I'm not 100% sure which of the patches brings your machine to this level, but I applied all 14 patches and my build # is: 37303
Take a look at the patches available for ESX 3.0.1
Patch ESX-2066306 mentions the following VMotion related fixes which could be what you need:
1) Virtual machines experiencing high cpu load during a VMotion migration can hang after the migration is complete.
2) Virtual machines can crash during a NUMA migration due to memory allocation failures.
I had opened a support call when I saw that update on IBM's SVC site but was told by VMWare that build 36662 was an internal development build and that they wouldn't give out a copy. What code release are you running on your SVC? Please post if the patches help with the vmotion issue. We are very anxious to upgrade but need to wait until there is some kind of official support. We are running SVC 126.96.36.199 with 13 ESX 2.5.3 hosts without issues.
Here's and update to my problem. I have reinstalled the two host running 3.0.1, 32039 on 03/22/2007 and have not had any problems since. I created a cluster with HA and DRS enabled and both are work great.
Now! If we can get VMware to support IBM's SVC we will be in business. I have upper management coming down on me about look to a different product. I think VMware is the best out there, but I don't get to make the decisions.
If you contact your IBM Support contact you can request an 'RPQ' for this build. We were able to get it a few weeks ago. They will only support Windows 2003 guest OS at this point but I'm told that they will be certifying more guest OS versions shortly and that this the problems that are fixed with build 36662 should be included in the next ESX release sometime near the end of summer / fall time frame.
This sounds good but does nothing for us. We are running a few Linux Servers as well as Windows 2000/2003/R2 Servers. Also, if VMware releases a patch we will have to go through IBM to get the patch.
Some unofficial timeframes that I have gotten regarding OSes other than 2003:
-RHEL 2.1, 3
-SLES 8, 9
Hope this helps.
Let's all complain to IBM to get off its collective a$$ and get this solved. I'm extremely concerned about the support the SVC will get with regards to ESX. If it takes 16 months (3.0.0 released June '06) to get standard support for all OSes (RHEL 4 - Q3 '07), I think I'll recommend dropping IBM (we are a large IBM customer). It's just way too much of a pain to deal with.
It's simply ridiculous that this is an issue.
I think both IBM and VMware need to communicate just a little better. Both need to work hand in hand to make the customers they have happy.
Our DASD group just updated the SVC to 188.8.131.52 and thats when our problems started with 3.0.1. We have some host running 2.5.3 and have not had any problems. I'm not sure why 3.0.1 would and 2.5.3 would not seeing that they both use the same storage/SVC.
But like I said, after reinstalling 3.0.1 I have not seen any problems. Seems to be working better then before, but I'm not going to hold my breath.

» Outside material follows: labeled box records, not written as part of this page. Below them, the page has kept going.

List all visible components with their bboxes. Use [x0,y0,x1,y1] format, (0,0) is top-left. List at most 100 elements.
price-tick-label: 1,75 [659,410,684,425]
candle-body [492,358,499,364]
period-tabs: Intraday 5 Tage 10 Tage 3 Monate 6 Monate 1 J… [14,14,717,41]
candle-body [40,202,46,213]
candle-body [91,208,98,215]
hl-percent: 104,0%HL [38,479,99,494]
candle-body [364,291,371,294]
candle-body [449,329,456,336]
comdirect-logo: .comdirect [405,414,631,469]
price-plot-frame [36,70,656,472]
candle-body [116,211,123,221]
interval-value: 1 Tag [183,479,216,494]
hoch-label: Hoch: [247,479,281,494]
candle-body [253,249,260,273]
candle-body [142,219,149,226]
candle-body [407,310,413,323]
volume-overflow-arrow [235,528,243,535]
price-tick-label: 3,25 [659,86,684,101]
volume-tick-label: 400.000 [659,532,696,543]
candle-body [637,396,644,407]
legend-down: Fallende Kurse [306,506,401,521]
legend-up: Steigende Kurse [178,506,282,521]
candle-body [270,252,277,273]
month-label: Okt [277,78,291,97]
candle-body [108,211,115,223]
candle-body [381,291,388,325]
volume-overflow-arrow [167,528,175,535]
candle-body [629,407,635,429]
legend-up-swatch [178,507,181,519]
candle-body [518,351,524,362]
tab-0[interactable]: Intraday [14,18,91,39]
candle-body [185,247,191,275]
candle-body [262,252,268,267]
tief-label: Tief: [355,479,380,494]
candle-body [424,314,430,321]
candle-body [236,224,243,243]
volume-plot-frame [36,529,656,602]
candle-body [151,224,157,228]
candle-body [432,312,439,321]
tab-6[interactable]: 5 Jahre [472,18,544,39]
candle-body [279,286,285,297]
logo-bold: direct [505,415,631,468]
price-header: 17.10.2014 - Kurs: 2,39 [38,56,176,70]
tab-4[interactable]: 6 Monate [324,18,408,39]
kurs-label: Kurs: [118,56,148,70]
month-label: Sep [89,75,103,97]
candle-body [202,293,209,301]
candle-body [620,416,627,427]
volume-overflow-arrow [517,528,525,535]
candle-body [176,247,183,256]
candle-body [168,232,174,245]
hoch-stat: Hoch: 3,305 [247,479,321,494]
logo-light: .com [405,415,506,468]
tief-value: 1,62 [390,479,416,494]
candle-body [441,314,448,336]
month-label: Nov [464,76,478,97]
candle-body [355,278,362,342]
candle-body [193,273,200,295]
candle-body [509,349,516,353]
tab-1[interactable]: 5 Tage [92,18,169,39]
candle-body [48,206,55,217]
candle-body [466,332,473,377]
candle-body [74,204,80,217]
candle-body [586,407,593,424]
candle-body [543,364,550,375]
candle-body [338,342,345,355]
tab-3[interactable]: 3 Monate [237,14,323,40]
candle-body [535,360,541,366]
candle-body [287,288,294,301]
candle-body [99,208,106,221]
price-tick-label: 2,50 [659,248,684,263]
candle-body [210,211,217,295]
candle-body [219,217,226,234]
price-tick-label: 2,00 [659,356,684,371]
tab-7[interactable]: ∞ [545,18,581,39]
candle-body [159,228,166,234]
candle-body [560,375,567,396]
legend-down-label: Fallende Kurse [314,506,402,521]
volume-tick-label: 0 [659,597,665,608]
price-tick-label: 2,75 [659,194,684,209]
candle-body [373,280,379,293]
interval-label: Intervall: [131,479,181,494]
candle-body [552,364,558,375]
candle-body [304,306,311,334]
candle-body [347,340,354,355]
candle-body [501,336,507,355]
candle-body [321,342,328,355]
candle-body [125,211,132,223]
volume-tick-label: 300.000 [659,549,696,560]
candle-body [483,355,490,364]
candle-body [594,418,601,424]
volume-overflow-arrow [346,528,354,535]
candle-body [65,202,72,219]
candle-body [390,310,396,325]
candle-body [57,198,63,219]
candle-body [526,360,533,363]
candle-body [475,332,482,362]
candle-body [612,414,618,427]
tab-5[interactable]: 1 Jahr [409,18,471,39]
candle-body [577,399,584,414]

In my humble, yet very upset, opinion, I think IBM bears most of the fault for this. The SVC is certified via a self-certification process and IBM can't say that they needed this long to test the application (and guests) against the hardware. Regardless of what is said, I just don't believe any of it. 16 months to get it working? Absolutely unacceptable.
If this was a priority to IBM to support their customers, they would beat on VMware to assist in getting the issues solved. For VMware, they would probably just recommend taking the SVC out of the picture.
Regarding the 2.5 vs 3.0 issue, I guess the standard drivers were new for 3.0 and was the reason for the issues. The RPQ iso (36662) includes an updated driver, as I've been told.
Also, SVC support goes GA in the 3.1 release in what I think is the same release that supports XP (Q3). That is, of course, until other minor releases are posted. Then I'm sure it'll take 9 months to get those approved for SVC deployment.
Ok, I'll stop my ranting now
Here's an update after reinstalling with build 36662.
I just installed this build less then two weeks ago and now I am getting the same "Operation timed out when trying to migrate a VM. This is really frustrating!
Before I reinstalled with IBM 36662 build everything was working like a champ.